I am not aware of the Chinese. The Russians certainly do. As long as they maintain non-strategic weapons, they will have fighter aircraft with that capability.

1 p.m.

Conservative

Mark Strahl Chilliwack—Fraser Canyon, BC

Is that in response to the F-35, or is the F-35 design responding to what Russia has, in your view?

1 p.m.

Research Fellow, Institute of Peace and Conflict Studies, University of Waterloo, As an Individual

Dr. Ernie Regehr

It's part of a long-term strategy of simply maintaining a mix of nuclear capability from strategic—air, land, and sea—to a variety of non-strategic.The United States has gone down to virtually a single non-strategic weapon, the B61. Russia keeps a wider range.

1 p.m.

Conservative

Mark Strahl Chilliwack—Fraser Canyon, BC

Perhaps you could answer. I was going to ask Professor Granatstein. I'm assuming you observe NATO for more than just nuclear disarmament reasons. Some of the things he talked about were problems with a 60-year-old alliance. When pressed quickly into an actual operation, it had obvious communications difficulties and some concerns with interoperability. Would you agree with me that it's important to Canada as part of NATO to continue to participate in international exercises, and when we are procuring equipment, we make sure the interoperability of that equipment with our NATO allies is paramount?

1 p.m.

Research Fellow, Institute of Peace and Conflict Studies, University of Waterloo, As an Individual

Dr. Ernie Regehr

As I said before, I think it's very important that Canada continue to participate in military and other kinds of operations beyond its borders and that it has the capacity to make a contribution. Having said that, I think we need to adopt a bit of modesty about what can be accomplished, as both Libya and Afghanistan indicate these expeditionary operations can be very efficient, and particular elements of military operation, as in deposing regimes. As in both cases, we are seeing that the major challenge is in rebuilding new regimes. There, a different set of resources, skills, and capabilities are required. While Canada needs to maintain a capability to cooperate with allies and others, including in the United Nations, in the military peace support operations internationally, I think a much more heightened approach to the diplomatic reconstruction elements of resolving those conflicts needs to be included.

1 p.m.

Conservative

Mark Strahl Chilliwack—Fraser Canyon, BC

Do you think NATO is best placed to head those sorts of rebuilding efforts, or should that be left to the United Nations or another body? Is NATO designed to have that whole-of-government approach to a rebuild?

1:05 p.m.

Research Fellow, Institute of Peace and Conflict Studies, University of Waterloo, As an Individual

Dr. Ernie Regehr

I think the evidence is that NATO is not designed particularly for that. Its primary role is collective defence. It has adopted the role of crisis management with some mixed degree of success. The cooperative security needs a much broader canvas than what NATO can provide.

1:05 p.m.

Conservative

Mark Strahl Chilliwack—Fraser Canyon, BC

Thank you.

1:05 p.m.

Conservative

The Chair James Bezan

Thank you. You still have time left, but we will move on.
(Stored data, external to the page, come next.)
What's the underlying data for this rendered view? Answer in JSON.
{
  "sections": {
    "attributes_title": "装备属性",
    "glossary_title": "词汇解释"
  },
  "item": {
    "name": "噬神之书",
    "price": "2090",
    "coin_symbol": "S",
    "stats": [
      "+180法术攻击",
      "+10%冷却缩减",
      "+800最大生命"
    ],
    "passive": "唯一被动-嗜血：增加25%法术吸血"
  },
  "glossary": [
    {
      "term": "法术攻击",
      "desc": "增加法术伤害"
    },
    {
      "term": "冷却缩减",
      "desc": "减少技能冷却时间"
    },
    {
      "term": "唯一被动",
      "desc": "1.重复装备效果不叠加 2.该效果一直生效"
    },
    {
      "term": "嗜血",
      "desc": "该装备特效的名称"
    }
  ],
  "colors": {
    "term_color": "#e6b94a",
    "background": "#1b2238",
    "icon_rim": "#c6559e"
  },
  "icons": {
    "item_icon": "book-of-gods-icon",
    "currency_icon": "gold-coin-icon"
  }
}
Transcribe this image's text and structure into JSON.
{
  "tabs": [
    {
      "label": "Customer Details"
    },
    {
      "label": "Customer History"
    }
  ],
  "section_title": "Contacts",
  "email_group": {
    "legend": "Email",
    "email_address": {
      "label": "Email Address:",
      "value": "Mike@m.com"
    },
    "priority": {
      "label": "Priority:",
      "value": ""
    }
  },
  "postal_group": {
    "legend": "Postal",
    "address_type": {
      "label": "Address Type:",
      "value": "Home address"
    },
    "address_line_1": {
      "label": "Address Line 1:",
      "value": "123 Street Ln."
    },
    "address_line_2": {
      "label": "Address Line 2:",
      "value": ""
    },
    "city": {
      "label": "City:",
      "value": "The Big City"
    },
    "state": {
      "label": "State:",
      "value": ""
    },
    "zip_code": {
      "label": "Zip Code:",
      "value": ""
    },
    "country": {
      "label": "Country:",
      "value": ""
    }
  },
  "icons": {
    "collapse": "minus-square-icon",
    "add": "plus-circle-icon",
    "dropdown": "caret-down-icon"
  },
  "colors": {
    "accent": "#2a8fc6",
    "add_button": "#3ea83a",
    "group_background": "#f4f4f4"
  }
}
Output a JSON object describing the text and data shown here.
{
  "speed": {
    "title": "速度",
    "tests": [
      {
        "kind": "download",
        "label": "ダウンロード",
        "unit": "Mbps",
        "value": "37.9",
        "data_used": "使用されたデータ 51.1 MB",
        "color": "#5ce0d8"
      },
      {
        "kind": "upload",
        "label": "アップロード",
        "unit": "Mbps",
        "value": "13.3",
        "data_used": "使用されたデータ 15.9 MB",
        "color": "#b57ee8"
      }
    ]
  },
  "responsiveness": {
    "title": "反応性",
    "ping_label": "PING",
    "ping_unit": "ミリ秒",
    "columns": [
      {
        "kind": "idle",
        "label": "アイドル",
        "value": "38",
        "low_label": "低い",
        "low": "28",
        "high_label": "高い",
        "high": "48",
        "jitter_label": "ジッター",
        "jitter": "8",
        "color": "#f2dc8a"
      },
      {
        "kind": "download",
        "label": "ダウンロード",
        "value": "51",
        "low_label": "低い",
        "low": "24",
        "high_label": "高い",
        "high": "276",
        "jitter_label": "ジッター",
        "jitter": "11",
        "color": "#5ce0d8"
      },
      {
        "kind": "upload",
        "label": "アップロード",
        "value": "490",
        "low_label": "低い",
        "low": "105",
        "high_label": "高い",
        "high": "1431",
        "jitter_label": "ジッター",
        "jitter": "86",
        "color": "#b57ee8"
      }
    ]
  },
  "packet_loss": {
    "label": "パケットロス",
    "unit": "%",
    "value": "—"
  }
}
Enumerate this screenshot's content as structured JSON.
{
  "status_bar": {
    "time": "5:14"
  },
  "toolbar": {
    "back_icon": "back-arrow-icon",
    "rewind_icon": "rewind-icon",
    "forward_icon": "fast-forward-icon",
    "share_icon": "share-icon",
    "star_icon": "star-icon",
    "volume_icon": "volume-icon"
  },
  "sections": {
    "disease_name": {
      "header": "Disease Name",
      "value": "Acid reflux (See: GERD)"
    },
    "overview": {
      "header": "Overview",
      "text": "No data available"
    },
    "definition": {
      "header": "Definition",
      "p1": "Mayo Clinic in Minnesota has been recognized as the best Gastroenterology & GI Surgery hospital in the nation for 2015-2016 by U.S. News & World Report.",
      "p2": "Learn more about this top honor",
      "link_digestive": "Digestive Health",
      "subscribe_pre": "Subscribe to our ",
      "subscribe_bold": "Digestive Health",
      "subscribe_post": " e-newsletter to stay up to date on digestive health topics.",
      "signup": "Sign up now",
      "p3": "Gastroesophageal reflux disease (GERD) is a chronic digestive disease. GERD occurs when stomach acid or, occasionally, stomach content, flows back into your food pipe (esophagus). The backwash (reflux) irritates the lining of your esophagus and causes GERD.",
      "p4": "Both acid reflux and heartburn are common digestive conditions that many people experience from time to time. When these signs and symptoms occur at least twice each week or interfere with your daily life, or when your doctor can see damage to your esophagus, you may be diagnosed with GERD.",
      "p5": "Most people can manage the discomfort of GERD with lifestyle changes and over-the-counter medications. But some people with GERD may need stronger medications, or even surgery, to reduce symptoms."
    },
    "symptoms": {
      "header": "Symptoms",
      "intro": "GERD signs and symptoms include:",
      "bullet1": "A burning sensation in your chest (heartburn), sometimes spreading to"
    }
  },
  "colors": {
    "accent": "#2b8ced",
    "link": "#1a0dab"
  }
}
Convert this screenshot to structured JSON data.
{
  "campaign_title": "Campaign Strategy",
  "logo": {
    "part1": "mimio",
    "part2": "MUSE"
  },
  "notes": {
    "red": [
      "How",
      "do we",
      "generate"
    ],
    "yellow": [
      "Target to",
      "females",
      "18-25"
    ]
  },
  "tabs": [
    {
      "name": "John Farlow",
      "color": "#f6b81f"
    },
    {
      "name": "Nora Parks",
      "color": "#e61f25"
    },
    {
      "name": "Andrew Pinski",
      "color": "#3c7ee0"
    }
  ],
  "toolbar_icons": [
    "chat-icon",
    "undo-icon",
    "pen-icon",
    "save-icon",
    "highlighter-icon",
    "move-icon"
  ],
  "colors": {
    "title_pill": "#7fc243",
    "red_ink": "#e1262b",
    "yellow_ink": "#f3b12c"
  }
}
Mr. Brahmi, you have five minutes.

1:05 p.m.

NDP

Tarik Brahmi Saint-Jean, QC

Thank you, Mr. Chair.

I will be asking my questions in French.

Mr. Regehr, you talked mostly about nuclear disarmament against NATO's traditional backdrop, in other words, the Cold War and the traditional nuclear powers, so to speak.

Do you have any suggestions on the role NATO should play as far as emerging traditional powers go? Without getting into the conflicts, could you comment on the tensions that exist between India and Pakistan, and between Iran and Israel? How might the pursuit of global nuclear disarmament take shape for these two sets of countries, which are all emerging nuclear powers?